Meta-analysis of diagnostic studies experiences the common problem that different studies might not be comparable since they have been using a different cut-off value for the continuous or ordered categorical diagnostic test value defining different regions for which the diagnostic test is defined to be positive. Hence specificities and sensitivities arising from different studies might vary just because the underlying cut-off value had been different. To cope with the cut-off value problem, interest is usually directed towards the receiver operating characteristic (ROC) curve which consists of pairs of sensitivities and false positive rate (1–specificity).

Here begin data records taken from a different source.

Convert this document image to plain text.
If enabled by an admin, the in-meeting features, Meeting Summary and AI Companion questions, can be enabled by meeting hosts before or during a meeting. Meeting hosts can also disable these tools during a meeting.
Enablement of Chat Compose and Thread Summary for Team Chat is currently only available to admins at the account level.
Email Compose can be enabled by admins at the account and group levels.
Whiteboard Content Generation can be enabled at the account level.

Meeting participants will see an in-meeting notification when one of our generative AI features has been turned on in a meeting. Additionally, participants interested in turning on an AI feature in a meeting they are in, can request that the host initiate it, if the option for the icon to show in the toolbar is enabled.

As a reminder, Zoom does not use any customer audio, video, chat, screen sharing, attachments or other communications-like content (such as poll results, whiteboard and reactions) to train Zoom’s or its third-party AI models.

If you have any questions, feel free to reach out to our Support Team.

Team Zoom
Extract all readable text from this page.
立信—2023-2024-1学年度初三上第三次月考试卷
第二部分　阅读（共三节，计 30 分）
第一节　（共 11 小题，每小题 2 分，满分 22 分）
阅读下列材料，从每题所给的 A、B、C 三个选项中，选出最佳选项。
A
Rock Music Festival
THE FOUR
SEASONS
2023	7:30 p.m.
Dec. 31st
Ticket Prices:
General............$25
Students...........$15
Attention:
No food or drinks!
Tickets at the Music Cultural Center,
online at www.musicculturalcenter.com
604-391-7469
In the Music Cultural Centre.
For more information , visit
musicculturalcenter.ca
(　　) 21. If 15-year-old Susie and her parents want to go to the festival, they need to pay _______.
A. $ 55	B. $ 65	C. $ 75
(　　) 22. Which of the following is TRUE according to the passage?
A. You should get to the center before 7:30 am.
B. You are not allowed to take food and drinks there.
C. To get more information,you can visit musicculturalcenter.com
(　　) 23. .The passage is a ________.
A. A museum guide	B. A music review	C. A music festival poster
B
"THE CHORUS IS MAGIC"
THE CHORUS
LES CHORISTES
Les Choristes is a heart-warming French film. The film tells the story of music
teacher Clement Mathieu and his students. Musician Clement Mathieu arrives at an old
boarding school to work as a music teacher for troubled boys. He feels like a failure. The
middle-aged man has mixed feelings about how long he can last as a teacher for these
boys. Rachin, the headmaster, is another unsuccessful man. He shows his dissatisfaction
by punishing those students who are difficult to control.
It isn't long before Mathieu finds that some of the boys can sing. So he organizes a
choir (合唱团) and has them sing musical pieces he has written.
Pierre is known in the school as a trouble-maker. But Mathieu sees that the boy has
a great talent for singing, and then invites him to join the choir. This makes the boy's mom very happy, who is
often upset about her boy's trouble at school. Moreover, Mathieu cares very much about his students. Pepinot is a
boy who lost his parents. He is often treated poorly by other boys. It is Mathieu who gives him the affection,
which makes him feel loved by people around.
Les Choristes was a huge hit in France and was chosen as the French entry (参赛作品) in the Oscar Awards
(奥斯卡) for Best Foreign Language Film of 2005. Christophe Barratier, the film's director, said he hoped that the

In the context of meta-analysis, one pair represents one study and the associated diagram is called SROC curve where the S stands for ‘summary’. The paper will consider—as a novel approach—modelling SROC curves with the Lehmann family that assumes log-sensitivity is proportional to the log-false positive rate across studies. The approach allows for study-specific false positive rates which are treated as (infinitely many) nuisance parameters and eliminated by means of the profile likelihood. The adjusted profile likelihood turns out to have a simple univariate Gaussian structure which is ultimately used for building inference for the parameter of the Lehmann family. The Lehmann model is further extended by allowing the constant of proportionality to vary across studies to cope with unobserved heterogeneity. The simple Gaussian form of the adjusted profile likelihood allows this extension easily as a form of a mixed model in which unobserved heterogeneity is incorporated by means of a normal random effect. Some meta-analytic applications on diagnostic studies including brain natriuretic peptides for heart failure, alcohol use disorder identification test (AUDIT) and the consumption part of AUDIT for detection of unhealthy alcohol use as well as the mini-mental state examination for cognitive disorders are discussed to illustrate the methodology.